---
title: "Using Boltzmann distribution as the exploration policy in TensorFlow-agent reinforcement learning models"
description: "There is a whole spectrum of exploration strategies between random and greedy policies."
author: "Bartosz Mikulski"
author_bio: "Principal AI Engineer & MLOps Architect. I bridge the gap between \"it works in a notebook\" and \"it works for 200 million users.\""
author_url: https://mikulskibartosz.name
author_linkedin: https://www.linkedin.com/in/mikulskibartosz/
author_github: https://github.com/mikulskibartosz
canonical_url: https://mikulskibartosz.name/using-boltzmann-distribution-as-exploration-policy-in-tensorflow-agent
---

In this article, I am going to show you how to use Boltzmann policy in TensorFlow-Agent, how to configure the policy, and what is the expected result of various configuration options.

## Use Boltzmann policy with DQN Agent

While using the deep Q-network agent as our reinforcement learning model, we can easily configure Boltzmann policy by specifying the boltzmann_temperature parameter in the DQNAgent constructor.

```python
from tf_agents.agents.dqn import dqn_agent

#tf_env is the environment implementation, q_network is the neural network used as the model

agent = dqn_agent.DqnAgent(
    tf_env.time_step_spec(),
    tf_env.action_spec(),
    q_network=q_net,
    boltzmann_temperature = 0.8, #<-- this parameter configures Boltzmann policy
    optimizer=tf.train.AdamOptimizer(0.001))
```

It is important to remember that **we cannot use both epsilon_greedy and boltzmann_temperature parameters at the same time** because those are two different exploration methods and cannot be used at the same time.

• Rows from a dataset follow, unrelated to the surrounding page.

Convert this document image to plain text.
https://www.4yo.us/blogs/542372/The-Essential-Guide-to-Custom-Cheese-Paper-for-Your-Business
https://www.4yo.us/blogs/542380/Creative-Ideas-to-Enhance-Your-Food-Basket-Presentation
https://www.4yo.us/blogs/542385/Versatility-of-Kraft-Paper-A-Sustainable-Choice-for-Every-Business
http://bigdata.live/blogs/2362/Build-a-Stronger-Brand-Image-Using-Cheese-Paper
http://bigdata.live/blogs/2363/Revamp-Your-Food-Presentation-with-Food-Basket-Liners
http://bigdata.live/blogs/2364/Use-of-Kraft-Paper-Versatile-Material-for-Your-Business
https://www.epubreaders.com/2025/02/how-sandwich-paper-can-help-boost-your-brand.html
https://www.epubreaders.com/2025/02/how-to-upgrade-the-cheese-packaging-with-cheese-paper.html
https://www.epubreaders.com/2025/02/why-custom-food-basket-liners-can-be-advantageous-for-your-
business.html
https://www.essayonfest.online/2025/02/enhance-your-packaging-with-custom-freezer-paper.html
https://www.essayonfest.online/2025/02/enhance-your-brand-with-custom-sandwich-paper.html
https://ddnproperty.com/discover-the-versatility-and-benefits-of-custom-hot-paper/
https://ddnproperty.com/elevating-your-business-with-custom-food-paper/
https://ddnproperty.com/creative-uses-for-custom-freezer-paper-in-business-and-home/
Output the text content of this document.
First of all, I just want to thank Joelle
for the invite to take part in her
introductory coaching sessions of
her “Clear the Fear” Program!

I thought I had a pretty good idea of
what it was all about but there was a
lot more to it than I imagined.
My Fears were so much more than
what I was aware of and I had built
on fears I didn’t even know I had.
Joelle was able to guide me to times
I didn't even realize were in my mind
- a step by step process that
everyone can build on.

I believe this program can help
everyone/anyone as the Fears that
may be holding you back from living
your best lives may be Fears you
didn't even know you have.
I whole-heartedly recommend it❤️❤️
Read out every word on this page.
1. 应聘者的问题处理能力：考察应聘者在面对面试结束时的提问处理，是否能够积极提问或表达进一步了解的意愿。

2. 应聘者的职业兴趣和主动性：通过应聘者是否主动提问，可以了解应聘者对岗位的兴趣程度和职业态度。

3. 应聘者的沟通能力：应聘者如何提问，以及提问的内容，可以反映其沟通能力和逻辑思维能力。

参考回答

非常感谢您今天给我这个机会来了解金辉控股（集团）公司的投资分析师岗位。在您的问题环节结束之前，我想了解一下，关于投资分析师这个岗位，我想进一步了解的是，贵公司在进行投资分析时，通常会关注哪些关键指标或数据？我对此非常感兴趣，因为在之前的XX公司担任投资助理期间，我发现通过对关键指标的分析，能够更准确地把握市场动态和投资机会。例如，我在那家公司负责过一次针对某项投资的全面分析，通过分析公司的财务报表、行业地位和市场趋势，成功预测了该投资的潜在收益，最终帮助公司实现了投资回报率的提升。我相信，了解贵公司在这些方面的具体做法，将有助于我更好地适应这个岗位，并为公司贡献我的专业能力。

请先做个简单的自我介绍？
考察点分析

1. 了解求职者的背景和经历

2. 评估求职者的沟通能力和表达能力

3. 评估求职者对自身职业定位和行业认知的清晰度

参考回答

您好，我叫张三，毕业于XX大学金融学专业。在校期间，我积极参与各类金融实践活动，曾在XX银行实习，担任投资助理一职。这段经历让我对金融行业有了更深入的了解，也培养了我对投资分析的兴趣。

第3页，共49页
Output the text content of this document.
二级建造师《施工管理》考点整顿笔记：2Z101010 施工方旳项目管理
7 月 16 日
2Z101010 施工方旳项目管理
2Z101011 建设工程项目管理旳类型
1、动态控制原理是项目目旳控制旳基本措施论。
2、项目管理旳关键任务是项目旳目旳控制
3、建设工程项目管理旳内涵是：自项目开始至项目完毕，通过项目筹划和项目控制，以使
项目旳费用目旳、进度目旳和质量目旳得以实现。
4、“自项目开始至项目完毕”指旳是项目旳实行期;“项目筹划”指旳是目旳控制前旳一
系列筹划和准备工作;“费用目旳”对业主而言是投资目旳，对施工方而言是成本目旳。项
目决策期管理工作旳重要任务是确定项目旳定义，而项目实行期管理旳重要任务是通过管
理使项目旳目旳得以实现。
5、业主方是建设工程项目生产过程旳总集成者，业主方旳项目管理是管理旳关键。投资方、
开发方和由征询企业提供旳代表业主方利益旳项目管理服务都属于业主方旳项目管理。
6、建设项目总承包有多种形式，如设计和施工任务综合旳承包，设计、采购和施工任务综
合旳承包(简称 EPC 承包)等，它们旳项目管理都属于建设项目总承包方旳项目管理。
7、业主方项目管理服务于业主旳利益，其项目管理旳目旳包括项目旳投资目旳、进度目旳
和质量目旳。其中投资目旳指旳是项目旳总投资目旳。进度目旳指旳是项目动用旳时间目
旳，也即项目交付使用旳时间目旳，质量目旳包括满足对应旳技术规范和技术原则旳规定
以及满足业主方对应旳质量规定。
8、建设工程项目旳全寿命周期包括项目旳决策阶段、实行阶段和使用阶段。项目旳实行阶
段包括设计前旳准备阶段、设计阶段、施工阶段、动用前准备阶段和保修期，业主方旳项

In the DQNAgent code, there is the following if statement:

```python
# DQNAgent implementation in Tensorflow-Agents
# https://github.com/tensorflow/agents/blob/a155216ded2ad151359c6f719149aacc9503b5f5/tf_agents/agents/dqn/dqn_agent.py#L285
if boltzmann_temperature is not None:
      collect_policy = boltzmann_policy.BoltzmannPolicy(
          policy, temperature=self._boltzmann_temperature)
else:
    collect_policy = epsilon_greedy_policy.EpsilonGreedyPolicy(
        policy, epsilon=self._epsilon_greedy)
```

We see that the boltzmann_temperature is used to create the proper exploration policy object (called collect_policy in Tensorflow-Agent code).

## How does it work

While exploring, the agent creates an action distribution. This distribution **describes how optimal an action is according to the data gathered by the agent**. If you want, you can say that the action distribution describes the agent's belief about the optimal action.

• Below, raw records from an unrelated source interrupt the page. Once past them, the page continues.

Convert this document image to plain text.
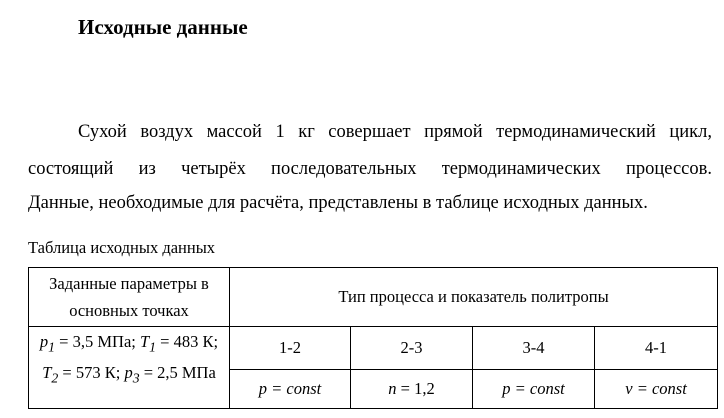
Исходные данные
Сухой воздух массой 1 кг совершает прямой термодинамический цикл,
состоящий из четырёх последовательных термодинамических процессов.
Данные, необходимые для расчёта, представлены в таблице исходных данных.
Таблица исходных данных
Заданные параметры в
основных точках	Тип процесса и показатель политропы			

$p_1 = 3,5$ МПа; $T_1 = 483$ К;
$T_2 = 573$ К; $p_3 = 2,5$ МПа	1-2	2-3	3-4	4-1
	p = const	n = 1,2	p = const	v = const
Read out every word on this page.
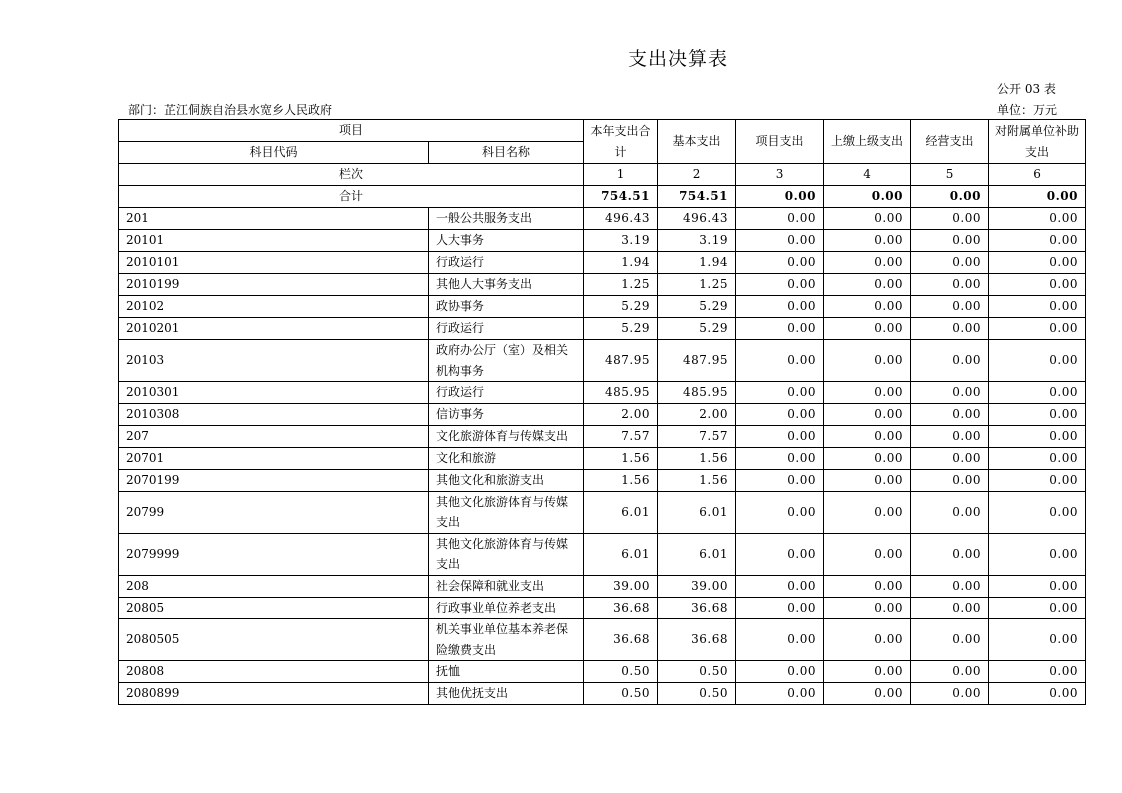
支出决算表
公开 03 表
部门：芷江侗族自治县水宽乡人民政府	单位：万元
项目		本年支出合计	基本支出	项目支出	上缴上级支出	经营支出	对附属单位补助支出
科目代码	科目名称						
栏次		1	2	3	4	5	6
合计		754.51	754.51	0.00	0.00	0.00	0.00
201	一般公共服务支出	496.43	496.43	0.00	0.00	0.00	0.00
20101	人大事务	3.19	3.19	0.00	0.00	0.00	0.00
2010101	行政运行	1.94	1.94	0.00	0.00	0.00	0.00
2010199	其他人大事务支出	1.25	1.25	0.00	0.00	0.00	0.00
20102	政协事务	5.29	5.29	0.00	0.00	0.00	0.00
2010201	行政运行	5.29	5.29	0.00	0.00	0.00	0.00
20103	政府办公厅（室）及相关机构事务	487.95	487.95	0.00	0.00	0.00	0.00
2010301	行政运行	485.95	485.95	0.00	0.00	0.00	0.00
2010308	信访事务	2.00	2.00	0.00	0.00	0.00	0.00
207	文化旅游体育与传媒支出	7.57	7.57	0.00	0.00	0.00	0.00
20701	文化和旅游	1.56	1.56	0.00	0.00	0.00	0.00
2070199	其他文化和旅游支出	1.56	1.56	0.00	0.00	0.00	0.00
20799	其他文化旅游体育与传媒支出	6.01	6.01	0.00	0.00	0.00	0.00
2079999	其他文化旅游体育与传媒支出	6.01	6.01	0.00	0.00	0.00	0.00
208	社会保障和就业支出	39.00	39.00	0.00	0.00	0.00	0.00
20805	行政事业单位养老支出	36.68	36.68	0.00	0.00	0.00	0.00
2080505	机关事业单位基本养老保险缴费支出	36.68	36.68	0.00	0.00	0.00	0.00
20808	抚恤	0.50	0.50	0.00	0.00	0.00	0.00
2080899	其他优抚支出	0.50	0.50	0.00	0.00	0.00	0.00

In the Boltzmann policy implementation, the **original action distribution gets divided by the temperature parameter**. Because of that, Boltzmann policy turns the agent's exploration behavior into a **spectrum between picking the action randomly (random policy) and always picking the most optimal action (greedy policy)**.

```python
# BoltzmannPolicy implementation in Tensorflow-Agents
# https://github.com/tensorflow/agents/blob/a155216ded2ad151359c6f719149aacc9503b5f5/tf_agents/policies/boltzmann_policy.py#L67
def _apply_temperature(self, dist):
    """Change the action distribution to incorporate the temperature."""
    logits = dist.logits / self._get_temperature_value()
    return dist.copy(logits=logits)
```

If we specify a very small temperature value, the differences between original action probabilities become more substantial, so the action with the highest probability is even more likely to be selected.
**If the temperature parameter is very close to zero, it turns the Boltzmann policy into a greedy policy** because the most probable action gets selected all the time.

On the other hand, a **huge value of the temperature parameter** dominates the original action distribution. As a result, there are almost no differences between probabilities, and we end up with a **random policy**.